(Excerpted from his essay, “From Sovereign Governments to Sovereign Individuals,” first published in 1967 and included in several editions of the book When We Are Free.)
The first immigrants from Europe in the 16th and early 17th centuries did not come to the Americas for freedom so much as to establish their own kinds of regimented, or “planned,” societies. The conquistadors of Spain, like the legions of ancient Rome, came to govern, enslave, and plunder the natives. They invaded the more densely populated regions and established military dictatorships for the purpose of forcing the natives to produce for the Emperor and his agents.
For a time, this imperialism appeared successful, yielding greater returns than the costs of the expeditions necessary to collect the tribute. Consequently, the government and its officials gained social prestige throughout the Empire at the expense of producers—farmers, craftsmen, and businessmen. Government, the army, and the Church attracted the ambitious and talented; and the officialdom which exploited the producers in the overseas colonies likewise taxed and regulated for its own purposes the producers of Spain. As a result agriculture, industry, and commerce languished or declined at home and abroad, and the Spanish Empire eventually collapsed for much the same reasons as did the empire of ancient Rome.
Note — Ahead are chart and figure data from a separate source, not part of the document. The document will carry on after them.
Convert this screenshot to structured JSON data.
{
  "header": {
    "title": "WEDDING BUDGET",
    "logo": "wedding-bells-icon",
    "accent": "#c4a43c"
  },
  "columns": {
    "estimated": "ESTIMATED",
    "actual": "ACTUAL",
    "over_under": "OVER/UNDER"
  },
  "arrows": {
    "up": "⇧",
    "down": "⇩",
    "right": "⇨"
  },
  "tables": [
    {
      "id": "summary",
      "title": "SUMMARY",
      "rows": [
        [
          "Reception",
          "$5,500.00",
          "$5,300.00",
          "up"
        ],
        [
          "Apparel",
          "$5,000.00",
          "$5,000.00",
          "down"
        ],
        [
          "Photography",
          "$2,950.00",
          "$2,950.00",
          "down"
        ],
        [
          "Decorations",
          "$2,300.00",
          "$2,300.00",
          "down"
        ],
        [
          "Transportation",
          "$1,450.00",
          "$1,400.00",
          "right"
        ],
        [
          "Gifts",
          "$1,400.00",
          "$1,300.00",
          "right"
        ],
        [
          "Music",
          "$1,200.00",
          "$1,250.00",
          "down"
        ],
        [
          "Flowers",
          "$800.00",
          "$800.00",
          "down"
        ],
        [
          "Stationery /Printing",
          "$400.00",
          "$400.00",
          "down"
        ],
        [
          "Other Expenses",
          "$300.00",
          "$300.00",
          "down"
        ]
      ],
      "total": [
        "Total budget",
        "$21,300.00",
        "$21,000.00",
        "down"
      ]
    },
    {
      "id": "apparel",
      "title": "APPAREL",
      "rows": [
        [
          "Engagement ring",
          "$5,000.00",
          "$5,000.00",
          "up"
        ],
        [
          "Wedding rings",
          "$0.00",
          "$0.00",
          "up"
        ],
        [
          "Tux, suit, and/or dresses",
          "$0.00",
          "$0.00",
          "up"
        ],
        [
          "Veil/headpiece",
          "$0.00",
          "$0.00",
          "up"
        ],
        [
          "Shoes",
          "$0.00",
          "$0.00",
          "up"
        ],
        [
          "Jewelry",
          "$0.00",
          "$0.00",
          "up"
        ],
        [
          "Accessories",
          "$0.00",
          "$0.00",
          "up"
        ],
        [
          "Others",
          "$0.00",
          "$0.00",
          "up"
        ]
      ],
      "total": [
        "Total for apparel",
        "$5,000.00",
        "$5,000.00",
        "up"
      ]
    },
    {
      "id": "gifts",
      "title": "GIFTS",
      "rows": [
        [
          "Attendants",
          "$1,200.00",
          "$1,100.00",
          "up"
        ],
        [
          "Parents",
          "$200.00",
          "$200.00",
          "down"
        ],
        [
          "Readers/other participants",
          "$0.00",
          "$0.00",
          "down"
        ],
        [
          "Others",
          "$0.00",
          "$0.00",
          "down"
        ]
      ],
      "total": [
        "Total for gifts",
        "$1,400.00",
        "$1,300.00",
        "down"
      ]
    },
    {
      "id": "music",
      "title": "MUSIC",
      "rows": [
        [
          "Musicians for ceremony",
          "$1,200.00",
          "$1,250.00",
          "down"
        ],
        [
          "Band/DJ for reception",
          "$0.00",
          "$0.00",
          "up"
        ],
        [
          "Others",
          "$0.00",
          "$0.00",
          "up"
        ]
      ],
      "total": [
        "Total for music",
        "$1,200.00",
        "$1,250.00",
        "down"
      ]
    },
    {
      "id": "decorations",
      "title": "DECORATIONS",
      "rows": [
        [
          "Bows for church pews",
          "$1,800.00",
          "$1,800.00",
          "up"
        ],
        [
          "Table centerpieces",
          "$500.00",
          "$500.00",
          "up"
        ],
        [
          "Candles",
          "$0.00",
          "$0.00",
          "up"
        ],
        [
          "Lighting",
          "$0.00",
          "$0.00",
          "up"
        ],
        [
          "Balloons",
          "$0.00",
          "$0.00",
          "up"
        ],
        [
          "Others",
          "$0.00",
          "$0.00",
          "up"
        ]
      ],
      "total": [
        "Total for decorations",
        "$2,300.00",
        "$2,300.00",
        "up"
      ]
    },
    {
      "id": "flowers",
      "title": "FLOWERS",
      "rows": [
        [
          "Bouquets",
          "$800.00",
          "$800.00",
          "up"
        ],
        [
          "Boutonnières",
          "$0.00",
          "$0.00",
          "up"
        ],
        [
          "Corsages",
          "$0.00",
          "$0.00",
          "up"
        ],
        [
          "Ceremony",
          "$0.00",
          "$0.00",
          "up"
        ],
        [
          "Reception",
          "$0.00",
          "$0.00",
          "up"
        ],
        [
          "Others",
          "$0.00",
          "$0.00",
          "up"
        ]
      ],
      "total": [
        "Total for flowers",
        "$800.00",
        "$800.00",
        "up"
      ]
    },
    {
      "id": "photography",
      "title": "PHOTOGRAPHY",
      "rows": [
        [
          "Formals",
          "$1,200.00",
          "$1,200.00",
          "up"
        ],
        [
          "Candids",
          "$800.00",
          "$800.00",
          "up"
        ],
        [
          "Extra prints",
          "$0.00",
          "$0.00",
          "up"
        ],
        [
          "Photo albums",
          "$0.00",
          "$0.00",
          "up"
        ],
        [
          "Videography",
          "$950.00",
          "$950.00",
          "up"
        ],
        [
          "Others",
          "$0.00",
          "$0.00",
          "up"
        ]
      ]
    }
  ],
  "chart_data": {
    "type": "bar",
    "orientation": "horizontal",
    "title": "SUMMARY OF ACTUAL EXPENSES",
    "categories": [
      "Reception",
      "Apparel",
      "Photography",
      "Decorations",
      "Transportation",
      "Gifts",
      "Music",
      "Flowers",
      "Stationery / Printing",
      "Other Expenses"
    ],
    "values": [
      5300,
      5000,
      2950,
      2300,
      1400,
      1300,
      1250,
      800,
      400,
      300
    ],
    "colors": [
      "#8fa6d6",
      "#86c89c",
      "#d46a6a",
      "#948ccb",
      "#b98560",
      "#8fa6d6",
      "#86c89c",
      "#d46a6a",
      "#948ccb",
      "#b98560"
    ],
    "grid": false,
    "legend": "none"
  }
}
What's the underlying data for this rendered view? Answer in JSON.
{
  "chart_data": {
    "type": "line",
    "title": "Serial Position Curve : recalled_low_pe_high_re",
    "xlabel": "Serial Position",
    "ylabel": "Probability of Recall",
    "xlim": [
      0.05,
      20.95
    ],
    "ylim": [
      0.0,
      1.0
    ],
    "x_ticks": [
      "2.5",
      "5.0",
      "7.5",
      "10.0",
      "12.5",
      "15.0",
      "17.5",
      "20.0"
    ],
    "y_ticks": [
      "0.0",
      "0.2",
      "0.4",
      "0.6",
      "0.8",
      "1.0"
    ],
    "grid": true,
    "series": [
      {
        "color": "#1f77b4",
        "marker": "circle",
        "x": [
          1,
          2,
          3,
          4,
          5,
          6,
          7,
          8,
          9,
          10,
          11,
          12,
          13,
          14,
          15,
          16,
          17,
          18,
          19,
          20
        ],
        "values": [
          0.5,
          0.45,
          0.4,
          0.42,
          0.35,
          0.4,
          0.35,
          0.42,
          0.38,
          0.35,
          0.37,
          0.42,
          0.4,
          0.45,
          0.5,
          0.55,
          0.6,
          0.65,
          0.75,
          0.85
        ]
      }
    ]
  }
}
The motives and policies of the British settlers in North America were essentially different, except for the first few who began the Jamestown settlement in 1607. After the first year in Jamestown, when no sign of gold or precious stones was discovered, the immigrants from Great Britain came to produce, not to plunder.
Two of the first British settlements, however, Jamestown and Plymouth, began as collectives. In both, the officials organized the settlers on semi-military lines, assigned the tasks, and required each worker to bring his produce to the common “magazine,” or warehouse. The officials doled out these products according to the supposed needs of each settler. That is, they distributed the available goods according to the communist principle: “From each according to his ability, to each according to his need.” Any surplus was to go to England to pay interest and principal on the investments of the companies which financed the settlements on lands obtained by grant from the King. Since the companies which owned the land were also the King’s political agents, responsible for the government of the settlers, these first colonies were essentially socialistic in form and operation.
During this brief, early period of collectivism, neither colony became self-supporting. On the contrary, both seemed destined to fail. Even with further advances from the proprietors in England, and with what they begged from passing ships and from the Indians, the settlers starved, sickened, and died in the very land that later observers considered so rich in natural resources.
According to the theories of collectivists, the Plymouth experiment should have outlasted the one at Jamestown. The Plymouth Pilgrims came to establish a religious refuge, so that working for the common good was their religious duty. The Plymouth colonists, too, were in greater need; and according to collectivist theory, this is an added reason for rationing, or sharing, the necessaries of life.
Yet in the third year of the Plymouth colony, because the situation seemed so desperate, Governor Bradford abolished compulsory sharing and assigned parcels of land to individuals and families which they were to till as they chose, keeping the produce for themselves. He no longer required farmers, hunters, and fishermen to hand over their products to a common store.
Suddenly these Pilgrims, who had been too weak and ill to work for the common good, now found strength to hunt, fish, dig, and build for themselves and their dependents. So the famine ended, and soon the colonists were trading their surplus corn with the Indians for furs which they exported to England. In 1627, just three years after they instituted private enterprise, they were able to pay $1,800 to buy for themselves the investors’ rights and claims in the colony.
The Jamestown “managed economy” lasted longer because the London backers continued their financial aid longer. For nine years the proprietors’ Council tried to operate the settlement much like a state farm in present-day Russia. It invested heavily in sending experienced officials, food, clothing, tools, cattle, seed, and shiploads of able-bodied helpers to aid the settlers. Yet the colonists remained unable to support themselves even in the matter of food, let alone make a return to the Company; and the Governor complained of fraud, broken nets, lost boats, sickness, desertion, murder, insubordination, and treason.
At last, in 1616, the Council lost patience with the colonists. It refused to continue feeding men on land which they could till for themselves. Therefore, it gave each settler three acres and told him to provide for himself. He must continue to spend part of his time in the labor gangs producing for the common treasury, but he had to provide his own food and shelter.
That took care of the food problem so well that the Council soon decided to put all of the colony’s farming on the same individualistic basis. It gave 50 acres to each settler in return for a small rental, and resigned itself to what profit it might glean from carrying on whatever commerce the settlers might develop.
At once the Jamestown colony began to prosper, so that before long visitors from Europe were commenting on the lavish abundance of food in the new land where the settlers at first seemed sure they must starve. Everywhere else on earth, and among the American Indians who lived in primitive collectivism, recurrent famines continued and multitudes starved to death. But there was never another famine in British America. Instead, the farmers, hunters, and fishermen at these colonies became noted for their industry, for their well-stocked larders, for their sturdy physiques, and for their generosity to strangers and the needy.